2002 yılından beri her yıl düzenli olarak yayınladığımız Ulusal Bildiriyi bu yıl tiyatro sanatçısı Burhan Akçin yazdı. Uluslararası bildiri ise İngiliz yazar Michael Morpurgo tarafından yazıldı.
Her iki bildiriyi de sanatçıların özgeçmişleriyle birlikte sunuyoruz.
Herkese iyi seyir, bol seyirci dileklerimizle…
Doç. Dr. Tülin Sağlam
Assitej Türkiye Merkezi Başkanı
20 Mart 2013 Dünya Çocuk ve Gençlik Tiyatrosu Günü Uluslararası Bildirisi-Michael Morpurgo
Shakespeare daha önceden şöyle yazmıştı: “The play’s the thing….“ “Asıl olan oyundur….”
Shakespeare haklıydı, ama tümüyle değil.
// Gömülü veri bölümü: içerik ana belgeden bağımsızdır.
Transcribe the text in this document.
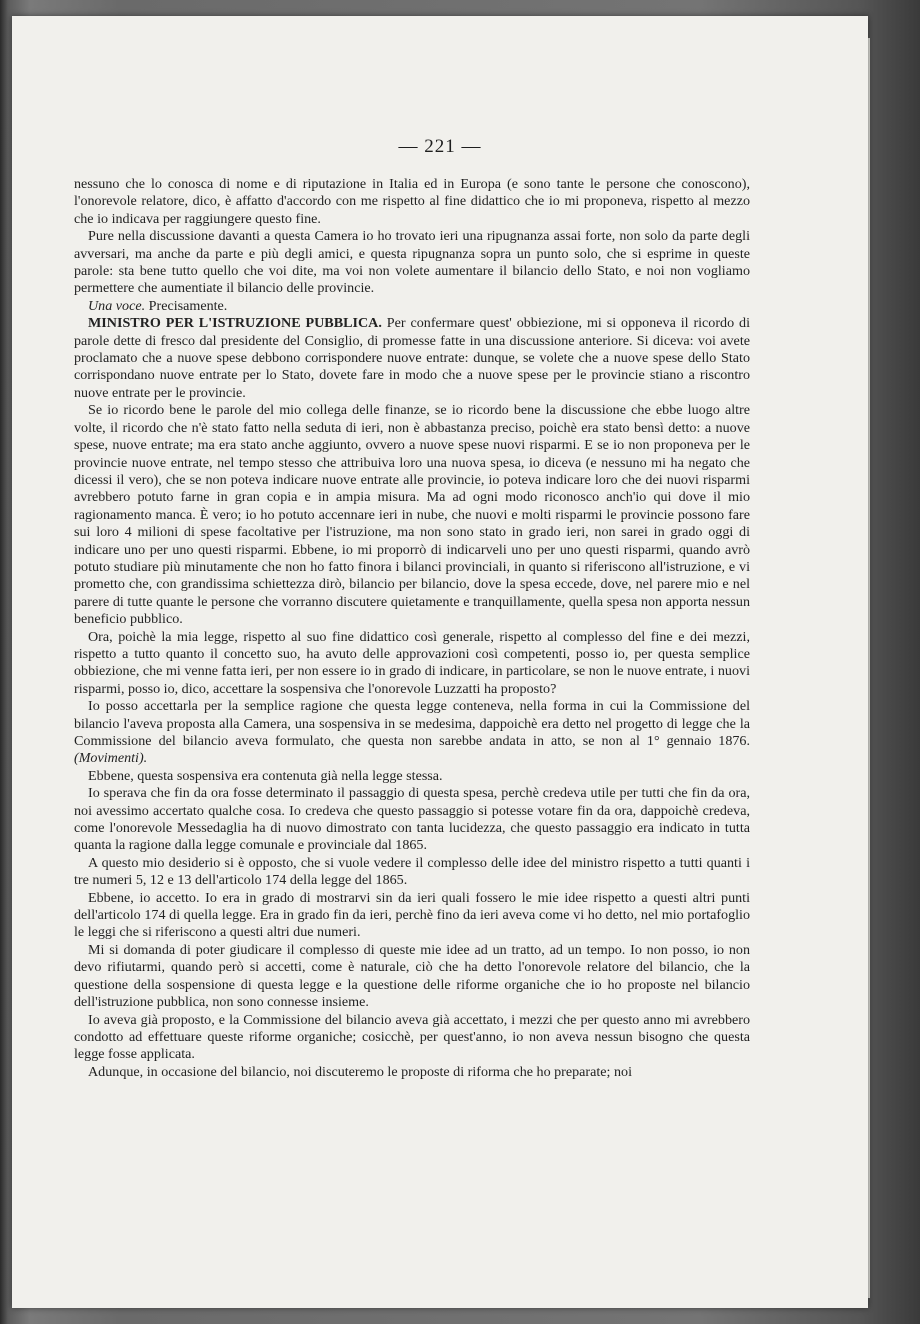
— 221 —

nessuno che lo conosca di nome e di riputazione in Italia ed in Europa (e sono tante le persone che conoscono), l'onorevole relatore, dico, è affatto d'accordo con me rispetto al fine didattico che io mi proponeva, rispetto al mezzo che io indicava per raggiungere questo fine.

Pure nella discussione davanti a questa Camera io ho trovato ieri una ripugnanza assai forte, non solo da parte degli avversari, ma anche da parte e più degli amici, e questa ripugnanza sopra un punto solo, che si esprime in queste parole: sta bene tutto quello che voi dite, ma voi non volete aumentare il bilancio dello Stato, e noi non vogliamo permettere che aumentiate il bilancio delle provincie.

Una voce. Precisamente.

MINISTRO PER L'ISTRUZIONE PUBBLICA. Per confermare quest' obbiezione, mi si opponeva il ricordo di parole dette di fresco dal presidente del Consiglio, di promesse fatte in una discussione anteriore. Si diceva: voi avete proclamato che a nuove spese debbono corrispondere nuove entrate: dunque, se volete che a nuove spese dello Stato corrispondano nuove entrate per lo Stato, dovete fare in modo che a nuove spese per le provincie stiano a riscontro nuove entrate per le provincie.

Se io ricordo bene le parole del mio collega delle finanze, se io ricordo bene la discussione che ebbe luogo altre volte, il ricordo che n'è stato fatto nella seduta di ieri, non è abbastanza preciso, poichè era stato bensì detto: a nuove spese, nuove entrate; ma era stato anche aggiunto, ovvero a nuove spese nuovi risparmi. E se io non proponeva per le provincie nuove entrate, nel tempo stesso che attribuiva loro una nuova spesa, io diceva (e nessuno mi ha negato che dicessi il vero), che se non poteva indicare nuove entrate alle provincie, io poteva indicare loro che dei nuovi risparmi avrebbero potuto farne in gran copia e in ampia misura. Ma ad ogni modo riconosco anch'io qui dove il mio ragionamento manca. È vero; io ho potuto accennare ieri in nube, che nuovi e molti risparmi le provincie possono fare sui loro 4 milioni di spese facoltative per l'istruzione, ma non sono stato in grado ieri, non sarei in grado oggi di indicare uno per uno questi risparmi. Ebbene, io mi proporrò di indicarveli uno per uno questi risparmi, quando avrò potuto studiare più minutamente che non ho fatto finora i bilanci provinciali, in quanto si riferiscono all'istruzione, e vi prometto che, con grandissima schiettezza dirò, bilancio per bilancio, dove la spesa eccede, dove, nel parere mio e nel parere di tutte quante le persone che vorranno discutere quietamente e tranquillamente, quella spesa non apporta nessun beneficio pubblico.

Ora, poichè la mia legge, rispetto al suo fine didattico così generale, rispetto al complesso del fine e dei mezzi, rispetto a tutto quanto il concetto suo, ha avuto delle approvazioni così competenti, posso io, per questa semplice obbiezione, che mi venne fatta ieri, per non essere io in grado di indicare, in particolare, se non le nuove entrate, i nuovi risparmi, posso io, dico, accettare la sospensiva che l'onorevole Luzzatti ha proposto?

Io posso accettarla per la semplice ragione che questa legge conteneva, nella forma in cui la Commissione del bilancio l'aveva proposta alla Camera, una sospensiva in se medesima, dappoichè era detto nel progetto di legge che la Commissione del bilancio aveva formulato, che questa non sarebbe andata in atto, se non al 1° gennaio 1876. (Movimenti).

Ebbene, questa sospensiva era contenuta già nella legge stessa.

Io sperava che fin da ora fosse determinato il passaggio di questa spesa, perchè credeva utile per tutti che fin da ora, noi avessimo accertato qualche cosa. Io credeva che questo passaggio si potesse votare fin da ora, dappoichè credeva, come l'onorevole Messedaglia ha di nuovo dimostrato con tanta lucidezza, che questo passaggio era indicato in tutta quanta la ragione dalla legge comunale e provinciale dal 1865.

A questo mio desiderio si è opposto, che si vuole vedere il complesso delle idee del ministro rispetto a tutti quanti i tre numeri 5, 12 e 13 dell'articolo 174 della legge del 1865.

Ebbene, io accetto. Io era in grado di mostrarvi sin da ieri quali fossero le mie idee rispetto a questi altri punti dell'articolo 174 di quella legge. Era in grado fin da ieri, perchè fino da ieri aveva come vi ho detto, nel mio portafoglio le leggi che si riferiscono a questi altri due numeri.

Mi si domanda di poter giudicare il complesso di queste mie idee ad un tratto, ad un tempo. Io non posso, io non devo rifiutarmi, quando però si accetti, come è naturale, ciò che ha detto l'onorevole relatore del bilancio, che la questione della sospensione di questa legge e la questione delle riforme organiche che io ho proposte nel bilancio dell'istruzione pubblica, non sono connesse insieme.

Io aveva già proposto, e la Commissione del bilancio aveva già accettato, i mezzi che per questo anno mi avrebbero condotto ad effettuare queste riforme organiche; cosicchè, per quest'anno, io non aveva nessun bisogno che questa legge fosse applicata.

Adunque, in occasione del bilancio, noi discuteremo le proposte di riforma che ho preparate; noi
Asıl olandı öyküydü; oyun öyküyü basitçe anlatabilmenin en güçlü aracıydı.
Niye olduğunu ancak önceki gün keşfettim. “Savaş Atı” (öyküsü hem bir kitap hem de film oldu) adlı oyunun, yeni rol dağılımı sonrası oyuncularla tanışmaya gittim. İngiltere’nin Devon bölgesine ait öyküleri, oradaki çiftçiliği ve Birinci Dünya Savaşı’nı anlatırken, çevremde 40 oyuncu vardı ve oyuncular bir oyun yapmak için ilk defa bir araya gelmişti. Sadece bir kişi öyküyü anlatmıyordu (benim daima yaptığım gibi); büyük bir topluluk kalbini, ruhunu, duygusal enerjisini, zekâsını ve oyunculuk yeteneklerini göstermek, oraya gelenlere gösteri yapmak, seyirciyi sarsmak, güldürmek ve onları gözyaşlarına boğmak için bir araya gelmişti. Her bir gösteriyi (on binlerce çocuk ve genç için oynayacaklar) unutulmaz kılmak için gayret gösterecekler.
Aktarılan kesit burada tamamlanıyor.